Canadian NGOs met with residents of Puerto Gaitán, Meta (Colombia) to gather evidence that Campo Rubiales is polluting and endangering the population
Campo Rubiales / Gabriel Aponte
Nine members of Canadian civil society organizations went to Puerto Gaitán in the Colombian department of Meta last weekend to assess the social and environmental conditions prevailing at Campo Rubiales, the country's largest oilfield, which belongs to the Canadian company Pacific Rubiales.
Today they released the results of their observations, which show that working conditions are poor, drinking water is contaminated, and the dust raised by the hundreds of trucks moving through the area every day is affecting people's health.
These results, along with others from the mining and hydroelectric sectors, will be made public on August 16-18 in what has been called an "ethical and political tribunal on natural resource pillaging" that will "judge corporate practices and government policies" affecting the people living in the vicinity of extractive projects.
On these initial results, Amir Khadir, a physician and member of the Québec National Assembly, stated, "we do not know if everything we have heard is caused by Pacific Rubiales, but we do know that such a large number of complaints about the company strongly suggest noncompliance, and that more in-depth studies about the evidence we have gathered must be conducted."
Khadir, who took charge of observing environmental conditions at Campo Rubiales, stated that there is "very clear testimony that some 500 to 1000 heavy trucks are rolling through the area, raising a great deal of dust that is having a direct impact on people's health." He added that the local water supply is threatened "because the company plans to use the land next to the Caño Rubiales river to install wastewater retention facilities."
Pacific Rubiales responded in a statement that "Puerto Gaitán is 165 kilometers from Campo Rubiales and there are very few human settlements between them; therefore the impact of dust is very limited." The company also said, "we are operating under the most stringent international environmental, labor, and social protocols, and we are audited on an ongoing basis by world-recognized independent institutions.

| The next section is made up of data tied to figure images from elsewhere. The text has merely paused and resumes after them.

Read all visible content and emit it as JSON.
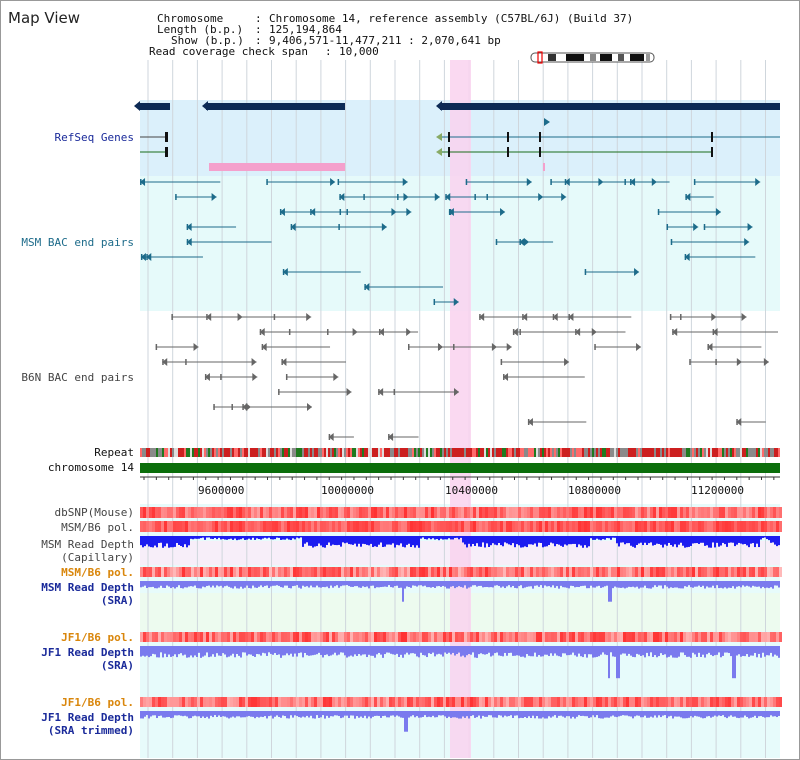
{
  "header": {
    "title": "Map View",
    "chromosome_key": "Chromosome",
    "chromosome_value": "Chromosome 14, reference assembly (C57BL/6J) (Build 37)",
    "length_key": "Length (b.p.)",
    "length_value": "125,194,864",
    "show_key": "Show (b.p.)",
    "show_value": "9,406,571-11,477,211 : 2,070,641 bp",
    "coverage_key": "Read coverage check span",
    "coverage_value": "10,000"
  },
  "tracks": {
    "refseq": "RefSeq Genes",
    "msm_bac": "MSM BAC end pairs",
    "b6n_bac": "B6N BAC end pairs",
    "repeat": "Repeat",
    "chromosome": "chromosome 14",
    "dbsnp": "dbSNP(Mouse)",
    "msm_pol_1": "MSM/B6 pol.",
    "msm_depth_cap_1": "MSM Read Depth",
    "msm_depth_cap_2": "(Capillary)",
    "msm_pol_2": "MSM/B6 pol.",
    "msm_depth_sra_1": "MSM Read Depth",
    "msm_depth_sra_2": "(SRA)",
    "jf1_pol_1": "JF1/B6 pol.",
    "jf1_depth_sra_1": "JF1 Read Depth",
    "jf1_depth_sra_2": "(SRA)",
    "jf1_pol_2": "JF1/B6 pol.",
    "jf1_depth_trim_1": "JF1 Read Depth",
    "jf1_depth_trim_2": "(SRA trimmed)"
  },
  "axis": {
    "ticks": [
      "9600000",
      "10000000",
      "10400000",
      "10800000",
      "11200000"
    ]
  },
  "colors": {
    "navy": "#0d2a55",
    "refseq_bg": "#dbf0fb",
    "bac_bg": "#e6fafa",
    "lower_bg": "#e7fbfb",
    "highlight": "#f9d2ee",
    "msm_feature": "#1d6b8a",
    "b6n_feature": "#666666",
    "chrom_green": "#0b6e0b",
    "depth_blue": "#1c1cf0",
    "depth_violet": "#7a7aee",
    "label_blue": "#1a2a9a",
    "label_orange": "#d9860b"
  }
}
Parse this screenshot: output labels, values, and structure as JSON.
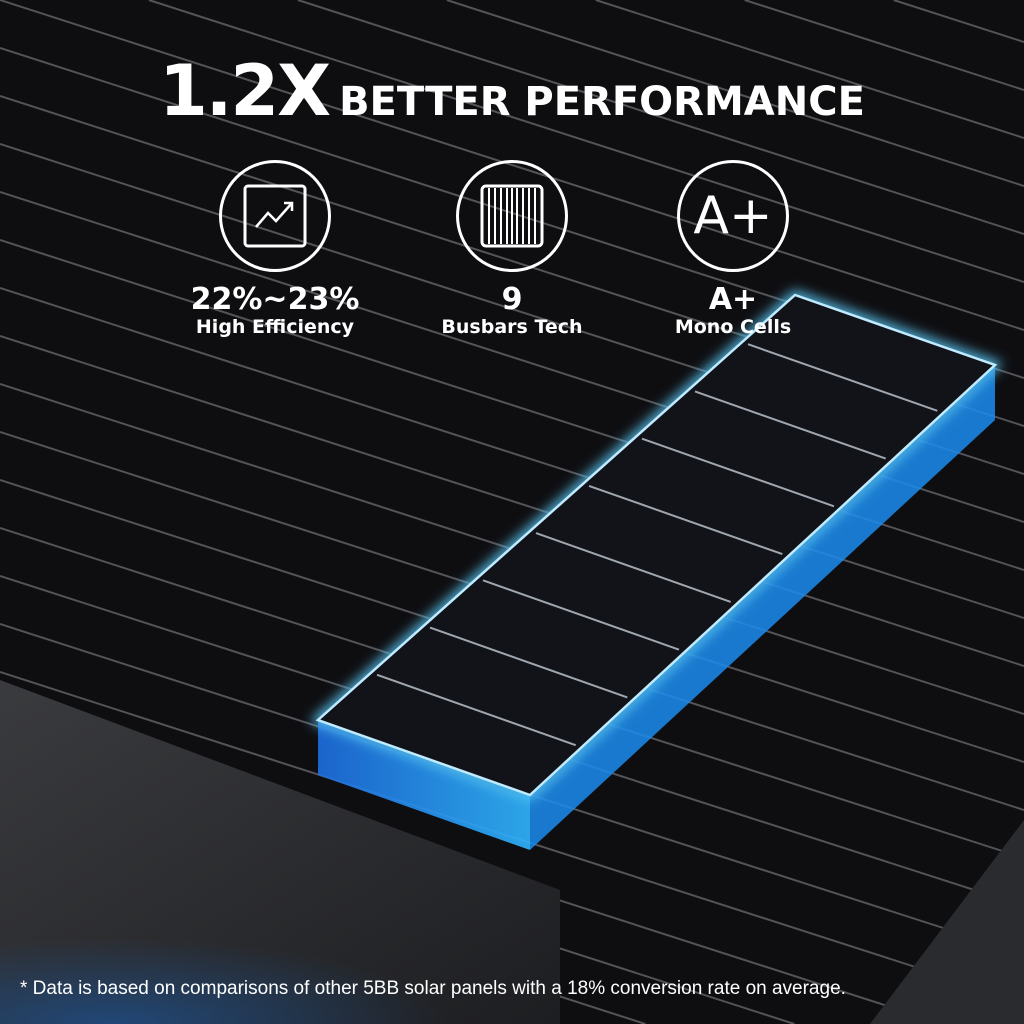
{
  "headline": {
    "multiplier": "1.2X",
    "text": "BETTER PERFORMANCE"
  },
  "features": [
    {
      "icon": "trend-chart-icon",
      "value": "22%~23%",
      "label": "High Efficiency"
    },
    {
      "icon": "busbar-cell-icon",
      "value": "9",
      "label": "Busbars Tech"
    },
    {
      "icon": "a-plus-icon",
      "icon_text": "A+",
      "value": "A+",
      "label": "Mono Cells"
    }
  ],
  "footnote": "* Data is based on comparisons of other 5BB solar panels with a 18% conversion rate on average.",
  "colors": {
    "glow": "#2fa8ff",
    "background": "#0e0e11",
    "text": "#ffffff"
  }
}
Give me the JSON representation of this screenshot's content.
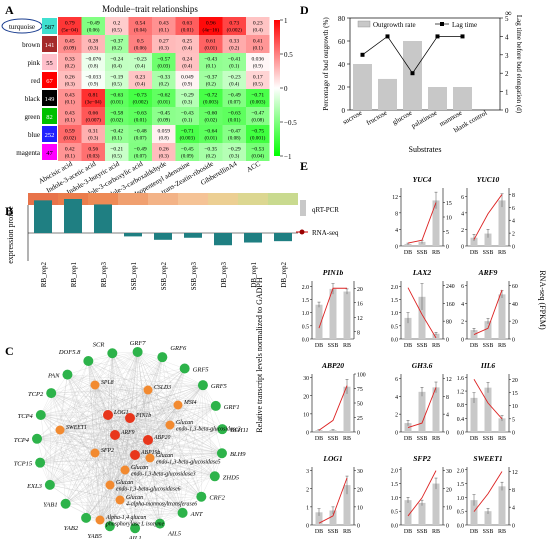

Terry Lynn Brant, who represents the National Aboriginal People's Circle on the Human Rights Committee of the Public Service Alliance of Canada, also participated in the delegation to Puerto Gaitán. She asked for forgiveness on behalf of the indigenous people of her country for "the harm that this Canadian company is causing to Colombian communities." She said that the Sikuani, the majority indigenous people in the region, "have watched their rivers become polluted and are experiencing social problems such as unemployment, robbery, and diseases whose consequences will not be known for many years."
The company responded that its relationship with the Sikuani is one of ongoing dialogue in a spirit of respect for their culture. "On numerous occasions, their leaders have acknowledged the company's efforts to coordinate with Sikuani authorities," adds the statement.
While Pacific Rubiales claims that the response to the Canadian social leaders' complaints should come from industry associations (ANDI or ACP) or the government, the team of experts and trade unionists is prepared to explore Canadian and international legal avenues in order to obtain justice.
Dave Coles, President of the Communication, Energy, and Paperworkers Union in Canada, argues that the free trade agreement signed by Colombia and Canada has two side agreements (on the environment and labour) that are being violated and "this could easily lead to some trade relationships between the two countries being canceled, as well as to the cancellation of the company's marketing authorization, which expires in 2016."
According to Eva Mascolo, a Canadian delegate who represents the Committee for Human Rights in Latin America (CDHAL), the people of Canada do not know what energy companies listed on the Toronto Stock Exchange, such as Rubiales, are doing overseas. "There are no mechanisms for bringing multinationals to justice when they violate human rights outside of Canada, and there is no accountability. These companies live in a legal haven, and that is why 70% of the world's mining companies are in Canada."